By Peter Newfield, owner of CareerResumes.com 

Sexist Remarks
Sexism does exist and you can find it in every type of business and industry. Some people intend to be overtly sexist and hold beliefs that are counter-productive to closing the wage gap and ending gender discrimination in the workplace.


However, let’s assume that most people working in professional settings do not intend to say sexist remarks or be offensive at work. Unfortunately, it still happens. Many of these phrases have become a habit and are outdated, but we fail to see them in the context of today’s culture.


All professionals need to be aware of how seemingly innocent conversation can actually be sexist remarks. It goes a long way to improving one’s emotional intelligence and professionalism. More importantly, we can start replacing them with words that uplift and encourage women.


Are you saying any of the following sexist remarks without realizing it?

Referring to Women as “Girls”


Men and women can get in the habit of calling women girls.

“The girls and I are going out for lunch.”

“Ask one of the girls if they can help.”

We don’t tend to call men boys, so why are women so often called girls? You’d be more likely to say “guys” than boys.

The popular “Girl Boss” culture doesn’t really help with this particular sexist remark. 

Referring to things being done “like a girl.”

Saying something is being done “like a girl” is typically a derogatory comparison. “You throw like a girl” or “Don’t cry like a girl.” It’s just not appropriate to compare something that you are perceiving as negative to how a girl would do it. Words and phrases that describe women as being weak should just be eliminated. It’s sexist. Plain and simple.

“Just Man Up”

Just as referring to women as girls or doing things like a girl, saying “man up” implies that in order to be tough you have to be like a man. This isn’t true, women are tough too. Eliminate this phrase from your vocabulary 

“How do you balance it all?”

Asking a career mother how she “balances it all” can come across as doubting her abilities. Let’s be honest, when was the last time anyone asked a man, “Wow, how co you balance it all with having a career AND being a dad?” It’s a double standard that needs to go.

The flip side of this double standard is assuming women need more flex time to priotize family and work but not giving the same opportunity to men. It is also sexist to assume that a man does not need to take time for his family because his wife can pick up the kids, or go on the field trip, or stay home with a sick child. All parents should be able to fairly prioritize work and family and not be penalized for it. 

“You Look Tired”

This dovetails off of “how do you balance it all?” Working mothers are expected to work like they dont’ have a family and have a family like they don’t have a career. There is a lot of pressure on women to do it all. Women are also expected, more than men, to spend time on their appearance every day. Do their hair, apply make-up, etc. Commenting that a woman looks tired can come across as if you are implying she didn’t spend enough time looking presentable. It’s insulting.
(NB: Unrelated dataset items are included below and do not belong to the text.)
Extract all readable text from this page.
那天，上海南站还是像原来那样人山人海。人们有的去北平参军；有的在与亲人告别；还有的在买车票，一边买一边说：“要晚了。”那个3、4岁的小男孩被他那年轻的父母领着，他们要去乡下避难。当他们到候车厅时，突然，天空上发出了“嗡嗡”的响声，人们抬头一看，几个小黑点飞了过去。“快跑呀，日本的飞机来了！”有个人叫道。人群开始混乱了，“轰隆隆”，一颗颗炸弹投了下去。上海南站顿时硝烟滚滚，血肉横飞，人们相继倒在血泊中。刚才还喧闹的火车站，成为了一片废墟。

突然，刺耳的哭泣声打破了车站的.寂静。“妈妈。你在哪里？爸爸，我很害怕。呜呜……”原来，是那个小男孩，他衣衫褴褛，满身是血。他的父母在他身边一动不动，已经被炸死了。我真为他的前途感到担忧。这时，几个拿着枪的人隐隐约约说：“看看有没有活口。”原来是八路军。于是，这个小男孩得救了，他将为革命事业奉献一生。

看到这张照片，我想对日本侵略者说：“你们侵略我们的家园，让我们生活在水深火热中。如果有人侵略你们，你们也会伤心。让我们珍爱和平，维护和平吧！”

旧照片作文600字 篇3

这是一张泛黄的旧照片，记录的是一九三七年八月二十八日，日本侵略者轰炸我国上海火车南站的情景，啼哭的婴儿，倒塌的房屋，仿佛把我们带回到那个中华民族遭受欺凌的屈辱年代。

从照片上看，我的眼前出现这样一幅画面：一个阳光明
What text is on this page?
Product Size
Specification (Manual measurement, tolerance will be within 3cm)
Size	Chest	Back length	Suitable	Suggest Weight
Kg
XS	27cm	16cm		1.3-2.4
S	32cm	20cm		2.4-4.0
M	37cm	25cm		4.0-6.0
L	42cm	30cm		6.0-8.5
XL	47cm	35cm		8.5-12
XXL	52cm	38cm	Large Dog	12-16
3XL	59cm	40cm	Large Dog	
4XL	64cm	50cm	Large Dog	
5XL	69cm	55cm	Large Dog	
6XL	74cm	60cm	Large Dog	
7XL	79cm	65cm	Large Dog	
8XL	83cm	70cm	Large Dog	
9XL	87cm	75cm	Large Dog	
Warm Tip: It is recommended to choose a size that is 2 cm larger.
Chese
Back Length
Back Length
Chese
Everyone, of any gender, has been tired at different points in their lives. It is not appropriate to point it out to someone at work unless you are very concerned for their health and it has nothing to do with their gender or how much make-up they are wearing.

Equally important to avoiding sexist remarks and behavior is to avoid commenting on people’s appearance in general. Or at least to not be overly focused on it. This should include weight, age, clothing style, etc. Women are held under a much more critical microscope than men when it comes to how they dress in the work place. This especially holds true to women who have a public presence in the media. People comment much more on how female public figures dress than their male counterparts. 

“Smile”

Along with balancing it all and looking good, women are often told to “smile more.” Men are very seldom told this compared to women. Why does our culture also assume women should be happy all of the time? The same standard does not apply to men. If someone you know looks legitimately unhappy, a more appropriate and supportive thing to say would be to ask if they are ok and if there is something you can do to help. 

Calling someone “sweetheart”, “dear”, etc.

Nicknames and pet names are not really appropriate in a professional setting at all. Using demeaning ones like “dear” is insulting and sexist. If you woulndn’t use it with a male co-worker than it’s best to assume you shouldn’t use it with a female co-worker either. Stick to people’s actual names and you won’t run the risk of using sexist remarks. 

Sexist Remarks: The Wrap Up

Sexism is a very real problem that is ingrained in our culture in many subtle and obvious ways. This article only touches on a few phrases that people may be using without realizing they are sexist. It is by no means complete but hopefully it does start conversations and helps people be more aware of the language and terms we use that need to shift in order to support and encourage all people of all genders to be successful and valued employees and members of society.